Object and praxis in dementia screening: Experiences from urban India
Paper short abstract:
Based on ethnographic data from urban India, I examine how context influences the interpretations and use of the Mini Mental State Examination (MMSE), a popular screening instrument for dementia. I will focus on the interpretations and use of the Mini Mental State Examination (MMSE) by clinicians in Delhi when used to screen for dementia. My analysis is framed in two ways: object – the Mini Mental State Examination is understood by Indian clinicians; and praxis – how is the scale used. I demonstrate how the MMSE, while appearing to adhere to universal diagnostic principles, in practice validates time-efficient techniques rather than reliably screening for cognitive impairment.
Paper long abstract:
"Alzheimer's at a moderate stage," is a diagnosis that can have a lasting impact on individuals, families, and health systems. The power of such a diagnosis is based in a biomedical ontology wherein neuropsychological screening, clinical tests, and observable symptoms are assumed to be universally applicable. However screening and diagnostic tools are created and administered within specific political, cultural and clinical contexts that problematise their supposed universality.
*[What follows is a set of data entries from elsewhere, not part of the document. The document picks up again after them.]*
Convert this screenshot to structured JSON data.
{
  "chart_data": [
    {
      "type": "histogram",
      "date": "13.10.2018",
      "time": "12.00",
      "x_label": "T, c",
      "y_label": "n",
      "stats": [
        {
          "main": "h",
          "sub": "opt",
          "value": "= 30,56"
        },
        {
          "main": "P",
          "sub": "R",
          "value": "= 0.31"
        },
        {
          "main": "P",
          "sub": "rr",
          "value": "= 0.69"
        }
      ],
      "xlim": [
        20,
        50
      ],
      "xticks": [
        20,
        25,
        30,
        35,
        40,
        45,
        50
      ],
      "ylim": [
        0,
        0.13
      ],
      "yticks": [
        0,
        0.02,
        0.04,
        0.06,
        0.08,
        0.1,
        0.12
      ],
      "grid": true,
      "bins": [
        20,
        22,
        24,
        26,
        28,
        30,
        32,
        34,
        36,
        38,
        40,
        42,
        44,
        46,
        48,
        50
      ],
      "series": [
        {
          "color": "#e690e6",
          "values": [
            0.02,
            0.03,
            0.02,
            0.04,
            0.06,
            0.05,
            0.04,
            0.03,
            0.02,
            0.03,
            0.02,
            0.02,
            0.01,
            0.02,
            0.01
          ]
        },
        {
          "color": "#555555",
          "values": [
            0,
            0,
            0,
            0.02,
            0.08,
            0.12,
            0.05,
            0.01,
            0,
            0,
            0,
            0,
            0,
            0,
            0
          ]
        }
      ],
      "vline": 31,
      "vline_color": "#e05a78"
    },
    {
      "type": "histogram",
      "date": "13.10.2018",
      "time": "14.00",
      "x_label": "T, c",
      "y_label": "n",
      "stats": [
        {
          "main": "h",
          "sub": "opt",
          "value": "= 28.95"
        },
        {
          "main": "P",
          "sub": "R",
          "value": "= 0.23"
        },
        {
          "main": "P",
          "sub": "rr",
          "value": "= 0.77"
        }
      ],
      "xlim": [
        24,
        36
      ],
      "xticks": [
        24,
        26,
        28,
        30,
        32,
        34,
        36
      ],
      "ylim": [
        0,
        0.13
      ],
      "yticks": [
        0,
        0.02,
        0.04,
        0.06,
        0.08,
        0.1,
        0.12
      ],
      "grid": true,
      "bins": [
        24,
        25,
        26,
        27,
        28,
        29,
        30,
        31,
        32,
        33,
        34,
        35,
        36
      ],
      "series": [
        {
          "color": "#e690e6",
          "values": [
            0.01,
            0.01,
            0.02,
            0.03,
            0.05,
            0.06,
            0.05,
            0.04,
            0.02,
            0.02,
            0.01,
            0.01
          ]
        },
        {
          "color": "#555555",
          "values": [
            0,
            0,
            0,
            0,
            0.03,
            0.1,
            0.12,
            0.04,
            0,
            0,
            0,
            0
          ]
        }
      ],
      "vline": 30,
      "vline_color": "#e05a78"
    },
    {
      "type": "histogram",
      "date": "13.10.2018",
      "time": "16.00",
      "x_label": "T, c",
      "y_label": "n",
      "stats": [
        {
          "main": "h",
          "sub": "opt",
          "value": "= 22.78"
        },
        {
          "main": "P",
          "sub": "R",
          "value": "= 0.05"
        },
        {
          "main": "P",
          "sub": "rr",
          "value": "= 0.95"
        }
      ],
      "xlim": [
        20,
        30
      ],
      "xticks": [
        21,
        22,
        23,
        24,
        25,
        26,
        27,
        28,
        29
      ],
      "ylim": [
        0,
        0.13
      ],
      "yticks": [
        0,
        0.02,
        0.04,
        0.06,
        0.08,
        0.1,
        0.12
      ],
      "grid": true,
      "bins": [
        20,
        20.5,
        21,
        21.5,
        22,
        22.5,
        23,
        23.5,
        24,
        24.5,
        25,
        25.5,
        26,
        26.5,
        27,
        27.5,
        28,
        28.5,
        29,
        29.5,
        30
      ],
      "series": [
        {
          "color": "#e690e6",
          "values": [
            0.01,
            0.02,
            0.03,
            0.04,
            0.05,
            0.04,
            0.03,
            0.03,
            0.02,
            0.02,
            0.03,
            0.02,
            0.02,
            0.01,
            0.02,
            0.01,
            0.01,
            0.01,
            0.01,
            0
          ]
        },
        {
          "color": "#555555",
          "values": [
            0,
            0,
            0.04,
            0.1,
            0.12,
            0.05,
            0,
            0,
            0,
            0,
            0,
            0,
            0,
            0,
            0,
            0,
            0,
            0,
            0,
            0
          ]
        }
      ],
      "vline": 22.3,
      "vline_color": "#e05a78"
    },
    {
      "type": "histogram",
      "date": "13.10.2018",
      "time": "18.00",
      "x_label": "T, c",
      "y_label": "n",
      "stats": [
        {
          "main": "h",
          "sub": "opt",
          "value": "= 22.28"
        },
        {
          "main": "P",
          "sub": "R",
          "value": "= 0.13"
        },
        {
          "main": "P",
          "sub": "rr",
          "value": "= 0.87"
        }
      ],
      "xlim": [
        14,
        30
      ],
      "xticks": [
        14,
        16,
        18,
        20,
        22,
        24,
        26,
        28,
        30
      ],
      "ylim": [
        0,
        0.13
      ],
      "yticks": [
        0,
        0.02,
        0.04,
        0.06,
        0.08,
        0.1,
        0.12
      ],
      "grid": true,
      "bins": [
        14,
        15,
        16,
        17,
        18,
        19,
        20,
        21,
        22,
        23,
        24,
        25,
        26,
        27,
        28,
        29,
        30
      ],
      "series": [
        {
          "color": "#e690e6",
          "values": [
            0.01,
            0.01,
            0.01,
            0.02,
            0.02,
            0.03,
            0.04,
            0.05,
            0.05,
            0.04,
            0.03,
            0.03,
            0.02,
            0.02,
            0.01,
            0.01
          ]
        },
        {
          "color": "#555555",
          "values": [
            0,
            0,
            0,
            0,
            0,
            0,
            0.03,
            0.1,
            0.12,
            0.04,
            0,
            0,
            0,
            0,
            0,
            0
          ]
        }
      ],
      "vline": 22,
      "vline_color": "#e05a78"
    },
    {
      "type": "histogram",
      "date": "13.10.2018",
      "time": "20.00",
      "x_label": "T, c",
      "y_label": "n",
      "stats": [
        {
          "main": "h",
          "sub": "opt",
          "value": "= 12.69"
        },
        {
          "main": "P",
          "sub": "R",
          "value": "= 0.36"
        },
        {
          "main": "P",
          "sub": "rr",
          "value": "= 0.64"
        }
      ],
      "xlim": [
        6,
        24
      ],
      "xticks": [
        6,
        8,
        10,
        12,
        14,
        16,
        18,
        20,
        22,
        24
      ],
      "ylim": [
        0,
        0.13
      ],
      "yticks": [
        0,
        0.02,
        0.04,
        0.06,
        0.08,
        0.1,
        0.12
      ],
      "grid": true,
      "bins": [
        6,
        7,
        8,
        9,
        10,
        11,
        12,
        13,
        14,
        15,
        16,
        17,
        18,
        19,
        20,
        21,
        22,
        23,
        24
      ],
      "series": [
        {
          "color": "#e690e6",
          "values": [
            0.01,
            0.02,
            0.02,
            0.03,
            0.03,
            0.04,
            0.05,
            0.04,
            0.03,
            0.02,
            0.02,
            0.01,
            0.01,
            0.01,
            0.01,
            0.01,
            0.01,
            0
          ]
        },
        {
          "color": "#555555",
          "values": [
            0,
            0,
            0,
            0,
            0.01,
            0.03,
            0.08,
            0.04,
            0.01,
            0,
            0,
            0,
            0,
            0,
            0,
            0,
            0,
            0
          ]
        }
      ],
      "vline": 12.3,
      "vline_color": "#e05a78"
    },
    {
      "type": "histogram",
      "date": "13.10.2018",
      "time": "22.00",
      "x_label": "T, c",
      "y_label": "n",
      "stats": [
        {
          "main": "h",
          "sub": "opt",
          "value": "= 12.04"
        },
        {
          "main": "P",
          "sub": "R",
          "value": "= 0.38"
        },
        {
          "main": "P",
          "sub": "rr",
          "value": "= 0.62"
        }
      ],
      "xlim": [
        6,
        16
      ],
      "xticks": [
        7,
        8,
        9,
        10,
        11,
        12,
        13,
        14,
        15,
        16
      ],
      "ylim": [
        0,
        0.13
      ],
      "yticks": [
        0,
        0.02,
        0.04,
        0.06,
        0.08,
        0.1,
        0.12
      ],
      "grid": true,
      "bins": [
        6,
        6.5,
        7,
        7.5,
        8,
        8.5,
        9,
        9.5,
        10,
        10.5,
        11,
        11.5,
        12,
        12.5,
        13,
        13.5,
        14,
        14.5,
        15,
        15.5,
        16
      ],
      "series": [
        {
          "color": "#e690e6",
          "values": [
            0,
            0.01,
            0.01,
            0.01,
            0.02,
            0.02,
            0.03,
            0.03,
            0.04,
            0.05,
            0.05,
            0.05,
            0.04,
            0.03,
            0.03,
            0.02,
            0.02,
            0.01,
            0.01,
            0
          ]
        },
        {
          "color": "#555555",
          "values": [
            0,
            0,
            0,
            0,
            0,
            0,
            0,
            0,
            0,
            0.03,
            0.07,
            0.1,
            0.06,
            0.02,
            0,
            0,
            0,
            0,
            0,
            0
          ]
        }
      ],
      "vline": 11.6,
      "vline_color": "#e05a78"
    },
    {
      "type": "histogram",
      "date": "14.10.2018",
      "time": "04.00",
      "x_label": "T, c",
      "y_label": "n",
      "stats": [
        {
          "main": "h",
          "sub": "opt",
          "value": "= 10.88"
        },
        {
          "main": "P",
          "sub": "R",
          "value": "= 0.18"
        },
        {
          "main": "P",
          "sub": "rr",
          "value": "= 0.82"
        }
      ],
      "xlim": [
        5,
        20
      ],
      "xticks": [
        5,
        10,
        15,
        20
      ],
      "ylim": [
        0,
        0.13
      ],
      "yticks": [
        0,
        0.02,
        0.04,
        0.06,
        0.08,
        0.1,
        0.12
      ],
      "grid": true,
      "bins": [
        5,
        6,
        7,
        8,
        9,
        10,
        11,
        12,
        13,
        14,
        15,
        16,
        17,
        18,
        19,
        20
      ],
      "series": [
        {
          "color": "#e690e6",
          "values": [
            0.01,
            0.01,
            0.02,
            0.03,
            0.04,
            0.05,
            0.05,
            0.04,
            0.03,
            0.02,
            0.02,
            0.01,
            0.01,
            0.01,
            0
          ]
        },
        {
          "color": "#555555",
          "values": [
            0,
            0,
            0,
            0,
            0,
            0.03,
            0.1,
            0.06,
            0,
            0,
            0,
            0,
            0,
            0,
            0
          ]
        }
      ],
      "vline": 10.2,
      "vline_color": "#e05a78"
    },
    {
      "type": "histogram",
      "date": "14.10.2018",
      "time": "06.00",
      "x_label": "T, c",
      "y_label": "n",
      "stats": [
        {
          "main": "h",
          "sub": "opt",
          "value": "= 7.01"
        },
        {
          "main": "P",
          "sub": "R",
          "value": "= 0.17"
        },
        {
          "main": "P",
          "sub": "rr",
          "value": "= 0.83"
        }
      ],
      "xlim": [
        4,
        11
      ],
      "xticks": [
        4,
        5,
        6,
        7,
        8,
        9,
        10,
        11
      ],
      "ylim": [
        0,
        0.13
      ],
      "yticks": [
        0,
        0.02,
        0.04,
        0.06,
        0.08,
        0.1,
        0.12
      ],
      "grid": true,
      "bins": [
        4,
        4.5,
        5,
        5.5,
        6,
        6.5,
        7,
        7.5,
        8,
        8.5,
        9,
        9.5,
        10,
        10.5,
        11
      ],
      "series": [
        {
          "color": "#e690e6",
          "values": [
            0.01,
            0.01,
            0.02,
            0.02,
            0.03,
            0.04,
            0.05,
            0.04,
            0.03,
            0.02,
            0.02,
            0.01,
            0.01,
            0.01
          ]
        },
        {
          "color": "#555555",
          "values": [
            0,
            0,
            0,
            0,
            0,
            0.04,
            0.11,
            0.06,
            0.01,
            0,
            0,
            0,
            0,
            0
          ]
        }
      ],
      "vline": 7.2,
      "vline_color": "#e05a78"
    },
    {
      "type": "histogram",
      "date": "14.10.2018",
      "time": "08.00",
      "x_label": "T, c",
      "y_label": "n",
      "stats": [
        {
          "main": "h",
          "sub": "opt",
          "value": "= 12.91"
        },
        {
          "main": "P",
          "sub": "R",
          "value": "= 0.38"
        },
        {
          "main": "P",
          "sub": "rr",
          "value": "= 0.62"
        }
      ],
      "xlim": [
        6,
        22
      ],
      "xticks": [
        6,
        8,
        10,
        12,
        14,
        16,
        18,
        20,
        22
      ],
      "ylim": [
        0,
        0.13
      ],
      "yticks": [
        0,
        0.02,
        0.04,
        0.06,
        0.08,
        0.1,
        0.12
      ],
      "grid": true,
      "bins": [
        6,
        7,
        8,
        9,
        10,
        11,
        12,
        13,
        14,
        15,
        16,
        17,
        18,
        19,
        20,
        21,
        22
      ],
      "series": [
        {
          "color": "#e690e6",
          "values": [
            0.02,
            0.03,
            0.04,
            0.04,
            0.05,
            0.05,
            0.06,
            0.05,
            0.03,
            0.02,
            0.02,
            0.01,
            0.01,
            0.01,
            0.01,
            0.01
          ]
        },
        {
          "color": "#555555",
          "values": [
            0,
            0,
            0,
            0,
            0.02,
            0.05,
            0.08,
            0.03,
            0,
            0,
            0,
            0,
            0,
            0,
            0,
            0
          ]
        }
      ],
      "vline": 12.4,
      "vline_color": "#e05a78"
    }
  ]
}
Based on ethnographic data from urban India, I examine how context influences the interpretations and use of the Mini Mental State Examination (MMSE), a popular screening instrument for dementia. My analysis draws on Bruno Latour's ideas of 'science in the making,' and is framed through object: how the MMSE is immutable and mobile with cognition presumed to be uniform across time and space; and praxis: how the MMSE's routine application reinforces local power structures rather than accurate screening of cognitive impairment. Subsequently there is a need to rethink how dementia screenings are undertaken accounting for cultural and structural variances as false-negative or even false-positive screening has implications for service delivery and quality of care.